A high load of test transactions from a customer caused the post-transaction data pipeline populating the Dashboard data source to drop a subset of its messages.

What Happened

On April 7th, 2020 at 10:10 am EDT, Spreedly began receiving alerts from our core systems which indicated that they were under unusually high load. The requests which caused this load were test transactions originating from a customer.

At 10:24 am EDT, messages being passed within the post-transaction data pipeline began to fail. This led to data in the Dashboard system becoming out of date. A subset of these messages continued to fail until 12:00pm EDT when Spreedly fully recovered the service. The failed messages were replayed over the next few hours, and the Dashboard data source was fully repopulated at 4:24pm EDT.

Transaction processing was not impacted during these events. The issue only manifested as a temporary delay in delivery of data to Dashboard.

Next Steps

Spreedly will evaluate test transaction rate limiting, and will re-assess the data pipeline’s load balancing mechanisms.

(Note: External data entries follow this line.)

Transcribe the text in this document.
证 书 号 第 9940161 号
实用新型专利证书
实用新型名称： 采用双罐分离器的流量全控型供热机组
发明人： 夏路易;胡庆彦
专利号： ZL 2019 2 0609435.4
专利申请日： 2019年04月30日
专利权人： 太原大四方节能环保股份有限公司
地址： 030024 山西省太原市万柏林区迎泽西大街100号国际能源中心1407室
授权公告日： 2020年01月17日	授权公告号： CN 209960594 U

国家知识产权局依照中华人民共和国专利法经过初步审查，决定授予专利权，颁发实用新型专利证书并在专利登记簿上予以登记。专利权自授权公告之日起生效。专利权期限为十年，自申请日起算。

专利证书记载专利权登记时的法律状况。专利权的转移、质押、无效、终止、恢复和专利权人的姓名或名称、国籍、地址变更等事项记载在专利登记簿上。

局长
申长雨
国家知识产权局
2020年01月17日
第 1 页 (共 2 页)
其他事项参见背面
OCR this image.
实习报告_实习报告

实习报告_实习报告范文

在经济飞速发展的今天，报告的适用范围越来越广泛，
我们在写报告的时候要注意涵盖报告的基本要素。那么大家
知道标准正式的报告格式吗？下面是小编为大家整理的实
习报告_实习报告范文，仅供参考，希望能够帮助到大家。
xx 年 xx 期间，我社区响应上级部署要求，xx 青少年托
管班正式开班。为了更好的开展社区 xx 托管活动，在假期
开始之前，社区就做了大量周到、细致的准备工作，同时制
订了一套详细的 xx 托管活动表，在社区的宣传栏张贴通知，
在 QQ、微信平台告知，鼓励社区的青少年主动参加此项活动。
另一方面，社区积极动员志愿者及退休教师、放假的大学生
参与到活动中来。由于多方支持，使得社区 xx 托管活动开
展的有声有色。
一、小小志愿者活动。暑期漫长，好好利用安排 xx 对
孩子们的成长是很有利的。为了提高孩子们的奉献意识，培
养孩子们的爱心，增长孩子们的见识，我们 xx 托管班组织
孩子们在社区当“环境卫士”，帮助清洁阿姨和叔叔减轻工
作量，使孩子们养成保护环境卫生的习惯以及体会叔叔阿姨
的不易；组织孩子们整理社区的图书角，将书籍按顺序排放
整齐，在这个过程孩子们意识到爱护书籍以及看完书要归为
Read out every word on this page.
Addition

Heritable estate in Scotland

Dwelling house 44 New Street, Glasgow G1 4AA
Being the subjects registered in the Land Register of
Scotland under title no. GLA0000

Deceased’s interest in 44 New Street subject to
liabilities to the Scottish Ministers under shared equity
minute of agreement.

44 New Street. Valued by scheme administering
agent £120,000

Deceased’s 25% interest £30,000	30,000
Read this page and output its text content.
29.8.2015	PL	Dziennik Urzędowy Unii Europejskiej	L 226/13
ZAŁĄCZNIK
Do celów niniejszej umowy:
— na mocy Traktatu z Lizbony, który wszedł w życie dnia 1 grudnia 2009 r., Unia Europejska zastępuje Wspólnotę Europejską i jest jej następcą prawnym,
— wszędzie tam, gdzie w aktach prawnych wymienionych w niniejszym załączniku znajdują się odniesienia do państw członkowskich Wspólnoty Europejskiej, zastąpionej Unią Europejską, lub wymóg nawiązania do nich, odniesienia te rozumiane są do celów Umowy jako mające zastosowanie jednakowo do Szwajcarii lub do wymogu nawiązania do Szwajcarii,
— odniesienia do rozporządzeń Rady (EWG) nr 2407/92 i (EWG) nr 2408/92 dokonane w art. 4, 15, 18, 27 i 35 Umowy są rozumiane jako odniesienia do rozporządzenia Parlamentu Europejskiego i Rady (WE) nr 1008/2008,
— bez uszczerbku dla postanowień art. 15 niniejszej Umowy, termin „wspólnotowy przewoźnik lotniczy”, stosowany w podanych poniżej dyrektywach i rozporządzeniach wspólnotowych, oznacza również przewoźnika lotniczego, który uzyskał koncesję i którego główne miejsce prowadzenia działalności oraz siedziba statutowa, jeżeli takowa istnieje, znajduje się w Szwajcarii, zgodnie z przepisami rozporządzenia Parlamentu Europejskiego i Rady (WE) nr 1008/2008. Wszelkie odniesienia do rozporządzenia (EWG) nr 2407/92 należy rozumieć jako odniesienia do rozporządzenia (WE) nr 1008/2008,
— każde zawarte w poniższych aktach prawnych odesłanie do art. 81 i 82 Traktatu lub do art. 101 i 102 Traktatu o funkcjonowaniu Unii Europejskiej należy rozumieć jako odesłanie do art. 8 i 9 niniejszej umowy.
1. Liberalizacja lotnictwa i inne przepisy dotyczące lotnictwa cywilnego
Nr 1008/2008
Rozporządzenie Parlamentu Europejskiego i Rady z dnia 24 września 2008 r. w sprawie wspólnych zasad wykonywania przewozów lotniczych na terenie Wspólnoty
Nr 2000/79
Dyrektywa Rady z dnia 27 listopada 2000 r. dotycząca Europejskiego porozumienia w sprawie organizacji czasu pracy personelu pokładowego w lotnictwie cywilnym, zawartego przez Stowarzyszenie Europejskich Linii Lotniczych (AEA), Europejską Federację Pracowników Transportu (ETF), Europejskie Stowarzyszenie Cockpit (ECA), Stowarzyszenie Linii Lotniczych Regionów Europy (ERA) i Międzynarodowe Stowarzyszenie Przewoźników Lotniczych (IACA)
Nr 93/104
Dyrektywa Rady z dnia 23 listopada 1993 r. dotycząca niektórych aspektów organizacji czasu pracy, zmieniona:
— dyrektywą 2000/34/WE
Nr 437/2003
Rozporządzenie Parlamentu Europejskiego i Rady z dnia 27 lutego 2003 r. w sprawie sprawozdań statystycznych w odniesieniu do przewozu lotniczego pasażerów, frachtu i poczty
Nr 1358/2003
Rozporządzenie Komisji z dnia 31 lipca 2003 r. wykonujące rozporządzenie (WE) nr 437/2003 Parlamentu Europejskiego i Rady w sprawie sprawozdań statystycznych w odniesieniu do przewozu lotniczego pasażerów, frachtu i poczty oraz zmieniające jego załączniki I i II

Posted Apr 10, 2020 - 15:10 EDT

Resolved
Dashboard results are now fully caught up and reporting in real time.
Posted Apr 07, 2020 - 16:51 EDT
Identified
Real-time reporting has returned to normal. All new transaction activity is being represented correctly in Dashboard, although transactions which occurred between 2:30pm UTC and 4:00pm UTC are currently being repopulated.
Posted Apr 07, 2020 - 12:27 EDT
Investigating
We are currently seeing degraded performance on the Spreedly Insights Dashboard. Our capacity has now returned to normal, and we expect to see an improvement in real-time reporting shortly.

We are actively monitoring to ensure that everything is working as expected.
Posted Apr 07, 2020 - 10:48 EDT
This incident affected: Supporting Services (Dashboard).